La educación cívica, la transmisión de conocimientos a los ciudadanos sobre los principios que han de regir el comportamiento de las personas en relación con el Estado, con la sociedad y con los demás miembros de la comunidad es algo saludable, recomendable para la armonía y la convivencia pacífica de los ciudadanos y de los pueblos. Que se trate sobre las funciones del poder público, sobre el respeto a la ley justa, sobre el pluralismo, sobre la centralidad de las libertades y sobre la capitalidad de la dignidad del ser humano es algo positivo para el recto entendimiento de los valores democráticos.
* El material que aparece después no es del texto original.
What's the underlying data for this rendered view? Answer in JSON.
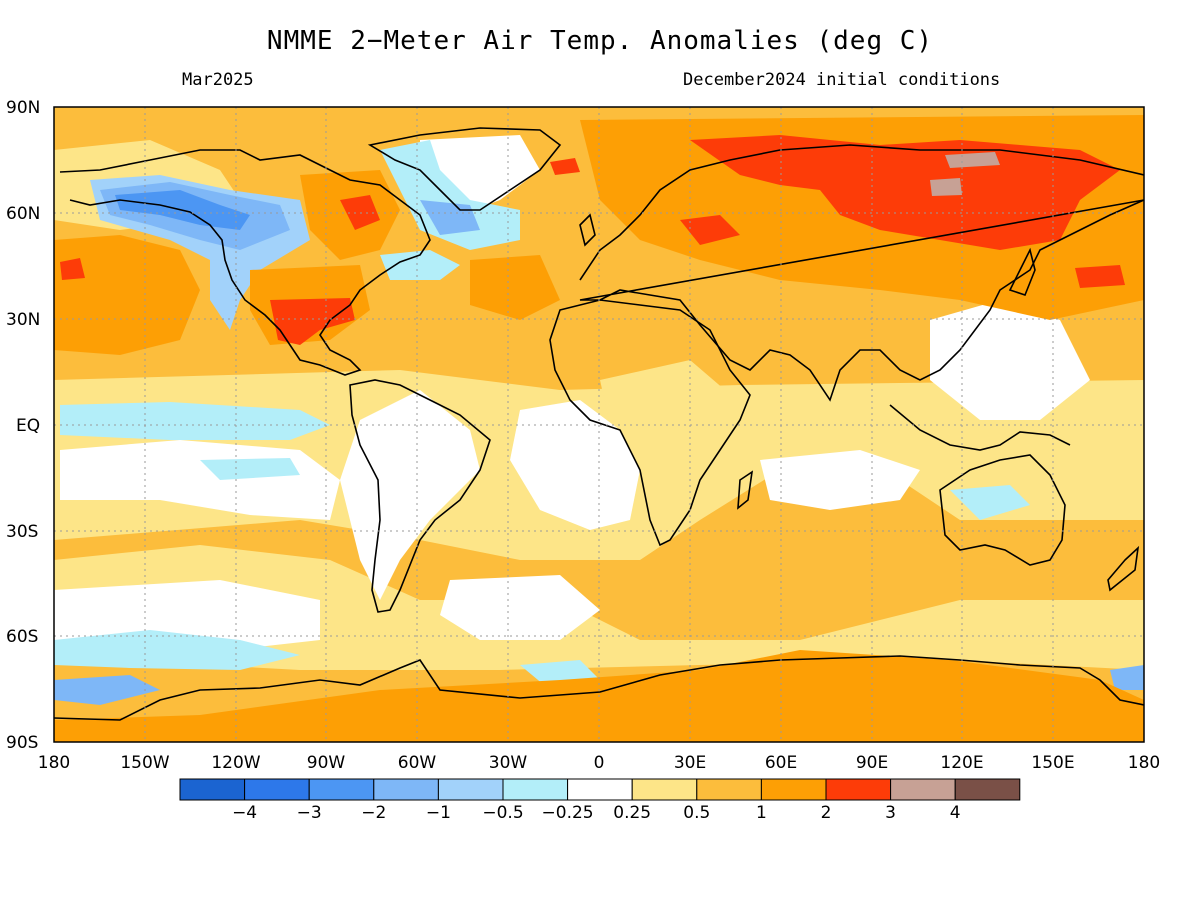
{
  "title": "NMME 2−Meter Air Temp. Anomalies (deg C)",
  "valid_month": "Mar2025",
  "initial_conditions": "December2024 initial conditions",
  "map": {
    "projection": "equirectangular",
    "lon_range": [
      -180,
      180
    ],
    "lat_range": [
      -90,
      90
    ],
    "lat_labels": [
      "90N",
      "60N",
      "30N",
      "EQ",
      "30S",
      "60S",
      "90S"
    ],
    "lon_labels": [
      "180",
      "150W",
      "120W",
      "90W",
      "60W",
      "30W",
      "0",
      "30E",
      "60E",
      "90E",
      "120E",
      "150E",
      "180"
    ],
    "gridlines": true
  },
  "colorbar": {
    "labels": [
      "−4",
      "−3",
      "−2",
      "−1",
      "−0.5",
      "−0.25",
      "0.25",
      "0.5",
      "1",
      "2",
      "3",
      "4"
    ],
    "colors": [
      "#1b64d1",
      "#2d78ea",
      "#4c96f3",
      "#7eb7f7",
      "#a2d2fa",
      "#b3eef9",
      "#ffffff",
      "#fde588",
      "#fcbd3c",
      "#fd9f05",
      "#fd3c08",
      "#c7a195",
      "#7a5047"
    ]
  }
}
Que se insista en la participación ciudadana, en los valores y principios constitucionales es algo razonable que no debería ser objeto de polémica. Sobre todo porque el Estado de Derecho, siempre perfectible y mejorable por supuesto, es la matriz cultural y política que caracteriza indeleblemente la identidad europea y el sentido y misión de un continente que se ha caracterizado por una constante lucha por la libertad solidaria.

 
Según nuestra Constitución, los derechos fundamentales de la persona son los fundamentos del orden público y la paz social, el poder público es una institución para el servicio objetivo del interés general y el pluralismo, la seguridad o la libertad, son principios superiores del Ordenamiento jurídico. Si esto es así, como parece, lo lógico es que la asignatura que se acaba de anunciar, Educación Cívica y Constitucional, se refiera, y no es poco, a dotar de contenido dichos criterios generales de la comunidad política con la finalidad de subrayar la relevancia de la construcción del espacio público desde el respeto a las diferentes opciones que están presentes en una sociedad libre como la nuestra.
 
Por eso, que sinrazón, que desatino, que ejercicio de pensamiento único supuso la asignatura Educación para la ciudadanía tal y como se perfiló por el anterior Gobierno. Una asignatura en la, por sorprendente que parezca, máxime en los tiempos en que vivimos, nos tropezamos con asuntos en los que el ministerio de educación adoptó una posición unilateral desde la que se prejuzgaban materias tan importantes para la conciencia moral de las personas como las que hacen referencia al concepto del matrimonio o a las relaciones sexuales. Cuestiones que no competen al Estado sino quela propia Constitución, en la medida en que son asuntos que pertenecen al mundo de las convicciones, dispone, como es lógico, que se planteen en el marco de la libertad educativa, no en el contexto del adoctrinamiento oficial. Si el Estado asumiera imperativamente el papel que corresponde a los padres en la tarea educativa, se estaría conculcando una de las principales libertades del ser humano que tiene, insisto, rango constitucional puesto que no es el Estado quien debe decidir lo que es bueno o malo para cada ciudadano sino que es cada persona quien, en el ejercicio de su libertad ideológica, también de relevancia constitucional, ha de juzgar lo que le parezca adecuado de acuerdo con los principios o criterios que haya elegido para su vida.
 
En el fondo de la polémica suscitada nos encontramos con una perspectiva ideológica sumamente peligrosa desde la que se pretendía educar a los jóvenes: el pensamiento único. Zapatero y su Gobierno estaban imbuidos de una peculiar misión por adoctrinar a nuestra juventud en unos contenidos que abogaban por un esquema cultural en el que la ley se desconecta de la verdad, en la que se intentaba, por la vía del control y la manipulación, vaciar de contenido, esto era lo manifiestamente censurable, los propios valores y principios constitucionales.
 
Afortunadamente, las elecciones generales han liquidado el intento de orientar las conciencias morales de los estudiantes para que desapareciera cualquier atisbo de reflexión crítica con la pretensión de construir ciudadanos en serie al servicio  de los dictados del más rancio relativismo. ¿Por qué, podríamos preguntarnos, también en esta materia, no se respetaron las legítimas convicciones de las personas  inculcando una determinada manera de comprender y entender los asuntos que pertenecen a la conciencia moral de los ciudadanos?.
 
Insisto, la educación cívica, que es un conjunto de conocimientos dirigido a subrayar el papel del Estado, la función de la sociedad, los deberes y derechos cívicos, algunos quisieron convertirla, sin más, en una forma de imponer una ideología que se puede denominar consumismo insolidario. Afortunadamente, el nuevo ministro del ramo ha señalado, con una claridad pasmosa, que se termina el adoctrinamiento. Ya era hora.